L’economista Alan Beattie ha osservato che i Brics potrebbero avere molti più problemi del G7: «Si tratta di un gruppo notoriamente diviso dal punto di vista geopolitico e la rivalità strategica tra India e Cina lo indebolisce come forum commerciale. L’Unione europea (le cui tre maggiori economie sono membri del G7) e gli Stati Uniti, invece, nonostante i diversi approcci alla privacy dei dati, hanno lavorato diligentemente per collegare le loro economie digitali attraverso accordi di condivisione dei dati. Per contro, nel 2020 l’India ha vietato unilateralmente cinquantanove app cinesi, tra cui TikTok e WeChat, dichiarandole una minaccia per la sicurezza».

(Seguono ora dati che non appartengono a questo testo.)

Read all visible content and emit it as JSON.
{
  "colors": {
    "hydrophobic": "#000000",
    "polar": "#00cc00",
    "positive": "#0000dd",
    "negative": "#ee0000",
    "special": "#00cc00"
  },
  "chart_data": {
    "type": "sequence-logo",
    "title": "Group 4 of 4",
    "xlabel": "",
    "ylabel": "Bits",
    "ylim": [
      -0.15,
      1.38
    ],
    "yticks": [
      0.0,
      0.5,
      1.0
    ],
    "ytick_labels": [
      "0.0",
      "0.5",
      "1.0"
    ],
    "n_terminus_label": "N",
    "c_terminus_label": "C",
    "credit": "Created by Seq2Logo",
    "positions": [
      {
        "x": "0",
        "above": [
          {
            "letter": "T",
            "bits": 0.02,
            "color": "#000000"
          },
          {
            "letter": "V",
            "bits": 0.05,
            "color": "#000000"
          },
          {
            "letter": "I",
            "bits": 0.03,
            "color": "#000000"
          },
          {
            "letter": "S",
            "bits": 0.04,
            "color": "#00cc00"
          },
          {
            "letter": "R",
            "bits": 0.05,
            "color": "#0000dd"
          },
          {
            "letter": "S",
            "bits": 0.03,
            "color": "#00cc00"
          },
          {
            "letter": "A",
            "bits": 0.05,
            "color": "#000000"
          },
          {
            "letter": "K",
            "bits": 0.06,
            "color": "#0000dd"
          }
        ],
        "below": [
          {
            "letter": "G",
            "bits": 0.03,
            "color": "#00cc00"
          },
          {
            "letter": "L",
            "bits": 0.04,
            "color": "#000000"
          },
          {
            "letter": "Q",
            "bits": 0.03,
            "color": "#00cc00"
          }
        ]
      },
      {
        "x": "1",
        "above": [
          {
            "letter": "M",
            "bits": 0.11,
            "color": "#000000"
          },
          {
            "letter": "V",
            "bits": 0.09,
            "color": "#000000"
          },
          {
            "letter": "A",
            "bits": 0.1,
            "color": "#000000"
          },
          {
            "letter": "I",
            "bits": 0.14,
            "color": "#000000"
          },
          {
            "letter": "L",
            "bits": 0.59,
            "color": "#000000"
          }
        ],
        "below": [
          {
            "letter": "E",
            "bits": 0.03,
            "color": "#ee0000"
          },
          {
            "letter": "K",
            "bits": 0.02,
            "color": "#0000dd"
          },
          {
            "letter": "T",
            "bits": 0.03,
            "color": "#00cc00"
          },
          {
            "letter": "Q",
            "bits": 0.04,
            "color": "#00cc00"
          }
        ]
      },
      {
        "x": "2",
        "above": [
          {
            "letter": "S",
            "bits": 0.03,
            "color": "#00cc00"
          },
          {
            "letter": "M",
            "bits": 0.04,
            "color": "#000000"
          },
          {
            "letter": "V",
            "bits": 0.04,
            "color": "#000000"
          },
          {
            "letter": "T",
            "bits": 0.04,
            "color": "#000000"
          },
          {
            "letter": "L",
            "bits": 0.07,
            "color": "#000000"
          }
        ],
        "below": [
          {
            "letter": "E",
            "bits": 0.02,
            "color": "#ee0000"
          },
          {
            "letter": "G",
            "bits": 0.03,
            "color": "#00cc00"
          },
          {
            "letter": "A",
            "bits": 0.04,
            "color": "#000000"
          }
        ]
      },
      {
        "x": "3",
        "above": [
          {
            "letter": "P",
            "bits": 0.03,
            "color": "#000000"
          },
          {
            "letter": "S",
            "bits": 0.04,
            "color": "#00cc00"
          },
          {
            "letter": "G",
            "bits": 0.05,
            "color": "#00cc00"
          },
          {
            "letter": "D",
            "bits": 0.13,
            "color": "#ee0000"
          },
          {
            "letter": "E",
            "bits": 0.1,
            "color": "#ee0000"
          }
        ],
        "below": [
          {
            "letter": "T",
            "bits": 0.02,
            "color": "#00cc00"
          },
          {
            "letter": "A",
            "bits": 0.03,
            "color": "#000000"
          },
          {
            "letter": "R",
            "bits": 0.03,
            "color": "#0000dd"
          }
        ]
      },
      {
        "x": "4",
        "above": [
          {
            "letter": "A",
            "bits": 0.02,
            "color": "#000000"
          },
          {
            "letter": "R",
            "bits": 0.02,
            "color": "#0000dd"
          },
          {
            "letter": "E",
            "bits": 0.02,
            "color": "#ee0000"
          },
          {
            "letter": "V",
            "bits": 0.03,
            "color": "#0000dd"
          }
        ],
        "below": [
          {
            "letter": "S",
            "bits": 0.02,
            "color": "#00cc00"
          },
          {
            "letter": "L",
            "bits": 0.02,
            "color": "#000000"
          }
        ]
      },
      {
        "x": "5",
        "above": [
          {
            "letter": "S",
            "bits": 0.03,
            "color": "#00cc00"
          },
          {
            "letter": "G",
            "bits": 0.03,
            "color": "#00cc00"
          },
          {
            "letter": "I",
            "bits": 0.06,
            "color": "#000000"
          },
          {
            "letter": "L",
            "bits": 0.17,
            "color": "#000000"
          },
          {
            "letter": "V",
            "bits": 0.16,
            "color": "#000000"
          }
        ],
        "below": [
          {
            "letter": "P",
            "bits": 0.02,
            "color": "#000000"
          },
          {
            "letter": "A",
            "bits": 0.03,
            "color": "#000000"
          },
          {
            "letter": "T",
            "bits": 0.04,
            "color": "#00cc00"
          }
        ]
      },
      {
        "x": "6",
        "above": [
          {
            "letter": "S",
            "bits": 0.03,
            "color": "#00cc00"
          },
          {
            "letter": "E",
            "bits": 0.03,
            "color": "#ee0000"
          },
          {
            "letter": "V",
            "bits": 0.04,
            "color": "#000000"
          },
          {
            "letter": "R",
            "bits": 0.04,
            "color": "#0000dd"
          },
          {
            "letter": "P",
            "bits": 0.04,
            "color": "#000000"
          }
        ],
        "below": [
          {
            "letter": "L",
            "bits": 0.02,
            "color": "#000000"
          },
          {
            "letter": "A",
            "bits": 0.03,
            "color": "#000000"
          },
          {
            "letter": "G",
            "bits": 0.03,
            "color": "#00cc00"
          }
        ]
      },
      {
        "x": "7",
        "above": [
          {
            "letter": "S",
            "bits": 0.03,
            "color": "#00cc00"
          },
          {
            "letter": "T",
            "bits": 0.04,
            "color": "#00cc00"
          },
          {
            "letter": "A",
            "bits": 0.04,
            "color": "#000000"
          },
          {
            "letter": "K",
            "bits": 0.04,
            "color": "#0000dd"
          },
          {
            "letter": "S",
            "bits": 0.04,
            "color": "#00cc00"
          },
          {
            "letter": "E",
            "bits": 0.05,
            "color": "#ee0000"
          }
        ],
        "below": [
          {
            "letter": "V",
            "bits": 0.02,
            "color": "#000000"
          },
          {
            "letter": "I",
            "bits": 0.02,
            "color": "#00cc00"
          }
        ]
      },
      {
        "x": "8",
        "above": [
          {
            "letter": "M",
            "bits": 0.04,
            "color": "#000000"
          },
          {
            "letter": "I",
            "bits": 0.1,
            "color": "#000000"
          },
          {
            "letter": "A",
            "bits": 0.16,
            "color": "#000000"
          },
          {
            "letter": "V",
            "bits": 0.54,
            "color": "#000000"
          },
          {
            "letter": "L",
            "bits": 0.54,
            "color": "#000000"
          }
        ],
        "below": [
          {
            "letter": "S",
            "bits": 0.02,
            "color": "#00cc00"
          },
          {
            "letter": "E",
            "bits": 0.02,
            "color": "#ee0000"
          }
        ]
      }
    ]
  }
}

L’aumento dei membri potrebbe però conferire ai Brics e al loro messaggio di riforma globale un maggiore peso. Con la Cina che spinge per un mondo bipolare, in cui Washington e Pechino si danno battaglia sui vari dossier, l’idea che hanno le piccole e medie potenze sembra diversa: molti Paesi puntano su un mondo multipolare, svincolato da logiche ferree di appartenenza. Uno scenario che il Financial Times ha definito «mondo à la carte»: se il momento post-guerra fredda dell’America come unica superpotenza si sta esaurendo, anche la vecchia era in cui i Paesi dovevano scegliere da un menù di alleanze a prezzo fisso si sta trasformando in un ordine più fluido.
Lo stallo tra America e Cina ha inaugurato una nuova era di opportunità per i Paesi di tutto il mondo, in cui nuove potenze si fanno largo per tutelare i propri interessi: è il caso dei Paesi del Golfo, che stanno stringendo nuove alleanze in Asia e ridefinendo le loro relazioni con gli Stati Uniti. I Brics sono avvisati e l’Occidente pure.